L’atelier des mots – La dessinatroce
La « dessinatroce »
Vous savez c’est celle qui mine de rien, les jours de peu de chose, dessine des trucs à l’arrache. Ça lui fait du bien, ça la soulage de noircir ainsi le papier. Les mines craquent, les pointes acérées crient, la gomme en chie et la peinture se laisse malmener. La dessinatroce fait grise mine les jours d’orage. Le temps est couvert, l’horizon est bouché, la lune entière a dégouliné dans le caniveau. Il fait sombre dans son univers ces jours de rien. Elle dit « J’ai mal à la tête ! ». Forcément avec une tête pareille ! Ses sentiments sont prisonniers, les prisonniers sont au parloir, la chaise en face est vide, et là, commence l’interminable dévaloir. La feuille bientôt sera toute tachée. Ça l’apaise de jeter ainsi l’encre sur ce bavoir.
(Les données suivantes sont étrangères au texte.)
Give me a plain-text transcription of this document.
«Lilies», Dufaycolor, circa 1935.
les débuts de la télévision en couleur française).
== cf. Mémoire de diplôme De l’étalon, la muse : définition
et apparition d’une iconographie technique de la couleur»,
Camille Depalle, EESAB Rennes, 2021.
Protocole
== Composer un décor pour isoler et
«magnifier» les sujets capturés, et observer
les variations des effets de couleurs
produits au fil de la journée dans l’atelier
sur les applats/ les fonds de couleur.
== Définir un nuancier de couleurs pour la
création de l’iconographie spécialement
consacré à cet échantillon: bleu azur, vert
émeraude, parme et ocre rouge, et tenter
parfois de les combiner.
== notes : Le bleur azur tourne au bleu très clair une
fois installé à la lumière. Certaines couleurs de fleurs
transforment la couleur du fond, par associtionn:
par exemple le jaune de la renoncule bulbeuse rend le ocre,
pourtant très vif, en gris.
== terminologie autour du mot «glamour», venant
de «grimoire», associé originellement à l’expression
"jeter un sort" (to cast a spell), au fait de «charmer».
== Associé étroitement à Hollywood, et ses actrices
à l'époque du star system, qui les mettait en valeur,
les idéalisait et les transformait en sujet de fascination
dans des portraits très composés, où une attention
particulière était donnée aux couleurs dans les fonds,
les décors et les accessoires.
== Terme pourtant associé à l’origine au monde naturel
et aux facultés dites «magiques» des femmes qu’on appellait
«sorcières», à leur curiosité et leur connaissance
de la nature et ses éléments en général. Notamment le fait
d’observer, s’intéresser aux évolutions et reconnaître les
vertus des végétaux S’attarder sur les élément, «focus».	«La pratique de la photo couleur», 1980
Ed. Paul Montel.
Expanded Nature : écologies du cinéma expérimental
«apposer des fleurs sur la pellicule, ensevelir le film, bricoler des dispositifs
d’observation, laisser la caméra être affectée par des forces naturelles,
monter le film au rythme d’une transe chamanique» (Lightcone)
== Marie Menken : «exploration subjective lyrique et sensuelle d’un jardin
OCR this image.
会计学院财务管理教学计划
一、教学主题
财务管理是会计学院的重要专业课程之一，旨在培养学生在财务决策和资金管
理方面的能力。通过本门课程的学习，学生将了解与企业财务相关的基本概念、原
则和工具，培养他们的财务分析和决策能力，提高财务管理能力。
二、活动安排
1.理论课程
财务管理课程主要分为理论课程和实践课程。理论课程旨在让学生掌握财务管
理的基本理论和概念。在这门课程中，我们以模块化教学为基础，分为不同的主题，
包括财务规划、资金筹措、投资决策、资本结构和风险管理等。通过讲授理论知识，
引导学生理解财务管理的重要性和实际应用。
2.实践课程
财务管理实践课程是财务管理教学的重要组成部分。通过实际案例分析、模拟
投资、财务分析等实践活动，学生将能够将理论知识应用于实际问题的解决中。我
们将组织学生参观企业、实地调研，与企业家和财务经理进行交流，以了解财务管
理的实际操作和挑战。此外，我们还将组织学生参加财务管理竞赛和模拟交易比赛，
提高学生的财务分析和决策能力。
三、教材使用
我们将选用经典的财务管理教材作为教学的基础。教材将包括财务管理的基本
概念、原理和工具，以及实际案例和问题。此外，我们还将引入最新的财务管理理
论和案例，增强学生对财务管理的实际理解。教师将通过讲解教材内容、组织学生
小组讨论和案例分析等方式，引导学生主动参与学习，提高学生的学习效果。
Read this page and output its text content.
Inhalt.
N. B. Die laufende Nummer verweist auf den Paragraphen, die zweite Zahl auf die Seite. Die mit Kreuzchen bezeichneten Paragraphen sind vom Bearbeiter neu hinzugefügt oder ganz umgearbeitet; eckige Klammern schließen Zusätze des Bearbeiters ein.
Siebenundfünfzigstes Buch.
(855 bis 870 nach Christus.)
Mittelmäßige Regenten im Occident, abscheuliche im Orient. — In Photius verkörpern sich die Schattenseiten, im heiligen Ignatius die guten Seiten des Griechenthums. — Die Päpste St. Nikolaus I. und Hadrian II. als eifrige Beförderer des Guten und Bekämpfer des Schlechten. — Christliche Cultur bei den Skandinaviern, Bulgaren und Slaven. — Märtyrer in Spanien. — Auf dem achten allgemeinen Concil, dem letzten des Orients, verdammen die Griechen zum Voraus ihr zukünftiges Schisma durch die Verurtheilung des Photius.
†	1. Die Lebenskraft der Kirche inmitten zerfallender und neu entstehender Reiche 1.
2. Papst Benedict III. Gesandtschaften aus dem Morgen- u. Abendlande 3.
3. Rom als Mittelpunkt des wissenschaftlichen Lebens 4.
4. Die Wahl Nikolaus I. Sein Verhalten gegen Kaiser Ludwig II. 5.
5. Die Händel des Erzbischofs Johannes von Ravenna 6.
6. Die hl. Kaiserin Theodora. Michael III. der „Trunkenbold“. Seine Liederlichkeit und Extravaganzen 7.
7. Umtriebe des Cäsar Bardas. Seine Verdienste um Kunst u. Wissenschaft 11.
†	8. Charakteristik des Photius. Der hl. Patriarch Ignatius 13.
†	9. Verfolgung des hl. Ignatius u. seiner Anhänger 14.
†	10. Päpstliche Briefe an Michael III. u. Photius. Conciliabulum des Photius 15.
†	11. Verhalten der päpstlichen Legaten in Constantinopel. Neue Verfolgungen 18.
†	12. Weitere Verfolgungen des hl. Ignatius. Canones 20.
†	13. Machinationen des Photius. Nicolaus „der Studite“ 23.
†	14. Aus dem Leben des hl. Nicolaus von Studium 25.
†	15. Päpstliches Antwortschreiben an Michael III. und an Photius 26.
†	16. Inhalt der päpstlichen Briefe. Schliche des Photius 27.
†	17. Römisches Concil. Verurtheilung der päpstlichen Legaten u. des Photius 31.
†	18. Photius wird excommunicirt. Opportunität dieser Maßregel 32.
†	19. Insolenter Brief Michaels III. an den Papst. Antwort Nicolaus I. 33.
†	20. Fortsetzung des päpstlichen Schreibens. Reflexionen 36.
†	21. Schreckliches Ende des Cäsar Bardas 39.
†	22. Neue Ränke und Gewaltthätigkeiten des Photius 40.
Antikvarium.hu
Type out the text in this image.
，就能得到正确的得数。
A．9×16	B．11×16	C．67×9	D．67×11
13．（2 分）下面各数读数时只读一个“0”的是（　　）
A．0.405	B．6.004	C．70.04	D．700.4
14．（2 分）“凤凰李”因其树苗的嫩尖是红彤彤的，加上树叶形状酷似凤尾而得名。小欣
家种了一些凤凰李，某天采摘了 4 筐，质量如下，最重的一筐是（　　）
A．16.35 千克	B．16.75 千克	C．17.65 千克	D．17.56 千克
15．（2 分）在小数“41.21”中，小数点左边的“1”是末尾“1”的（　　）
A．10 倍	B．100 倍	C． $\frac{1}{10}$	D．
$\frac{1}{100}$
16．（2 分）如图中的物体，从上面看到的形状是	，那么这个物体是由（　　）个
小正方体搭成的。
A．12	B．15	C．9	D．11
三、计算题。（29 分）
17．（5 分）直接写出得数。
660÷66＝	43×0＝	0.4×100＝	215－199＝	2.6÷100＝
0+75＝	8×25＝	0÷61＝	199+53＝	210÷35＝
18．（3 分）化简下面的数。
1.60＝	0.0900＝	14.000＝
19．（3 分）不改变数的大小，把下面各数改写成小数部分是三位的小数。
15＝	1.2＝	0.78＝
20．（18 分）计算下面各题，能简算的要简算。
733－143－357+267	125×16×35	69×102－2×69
Quand, dans cet état, la dessinatroce gribouille son chat, pour sûr, elle lui fait une tronche de rat. Si le temps est explosif, elle planifie une horloge atomique, si les vaches sont maigres, elle leur fera des mamelles arides. Après, ce sera la grande débâcle ; Hiroshima mon amour, le désert de Gobi et la traversée de la Mer rouge. Sur ce tracé, une vache sacrée à déplacer, l’arlésienne à retrouver et toutes les chicanes du monde à franchir. Sa rage n’a pas de dent contre le papier, pourtant, elle l’a troué. Il laisse maintenant apparaître par endroit l’abysse de la table rase. Il va falloir tout recommencer. Elle n’a plus d’ongle à ronger, plus de cigarette non plus, le temps est révolu pour elle, où, pour un oui ou pour un non, elle prenait une bouffée de poison. Elle est en manque de raison. Ses gestes sont brusques, son corps tout entier est animé par la colère. Elle s’empare du rouge et du stylo à bille dont elle s’est armée, elle défend sa causerie déchaînée. Elle crache des sons en mots. Les temps sont durs pour la dessinatrice pleine de reproches. Elle laisse tomber le rouge cinabre, prend un papable cardinal, et d’un geste violent elle en fait une courbe monstrueuse qui désormais ira saigner hors de ses papiers. Elle a la rancune tenace. Sa ride au front se creuse, sa ride affreuse au fond l’encrasse. La dessinatroce n’a pas d’excuses, à cet instant, tout en elle est moche. Même la parabole s’en empare. « C’est le jour J », jour du juron, jour où tous les saints finissent en enfer, où le paradis est maudit, où l’enfer est sur la terre. Son langage, la rage, tout dégage une odeur de cochon… Nom de dieu ça fait du bien !
Enfin elle éclate, implore, finit par gémir et chiale. Les maux s’apaisent. Elle pleure en voyant le désastre du décor où l’outrage des mots se lie d’amitié avec des formes d’horreur, sur ce pendant morceau de papier qu’il ne faudra montrer à personne. Aller à confesse avec ce mal aimé, à ne garder chez soi sous aucun prétexte, des fois qu’un être cher tombe dessus et voit la face cachée de l’art triste en détresse. Ladessinatroce se demande parfois s’il n’aurait pas mieux valu naître dessinacteur. Elle aurait su porter plus haut en couleur son rôle de méchant à l’écran. Elle aurait tout simplement mieux supporté son rôle de looser. Plus glorieux au masculin, plus théâtral. Du rouge, du noir, du corrosif, avec une cravache et toutes ces guerres de Sécession, toutes ces polémiques et agressions, le diable, le funeste, à l’origine, a une gueule d’ange.
Résignée, elle déchire en morceaux ce traité avec le vilain. Un tiers au dévaloir, un tiers sera brûlé, le dernier tiers devrait être mangé ou jeté superstitieusement aux alizés. Elle baisse les bras. Les chorégraphies lointaines ne l’emballent guère et son estomac fragile ne lui laisse que peu d’espoir de transformer en brun le monceau de tristesse qui reste. Raisonnable, elle balance le tout au vide-ordures. A la prochaine crise, elle dégagera des androstérones plus fines encore, un léger parfum de truie. Ce sera la revanche d’une dessinactrice pleurnichant dans un mouchoir de poche. Elle en rit, amusée maintenant en pensant déjà au prochain décor de porcherie.
Les jours à venir, à relativiser, les jours de soleil après la pluie, les jours ou l’envie de reprendre le crayon avec douceur, la dessinatrice sait qu’ils reviendront. C’est son héritage que d’avoir à s’en servir… pour le meilleur et pour le pire.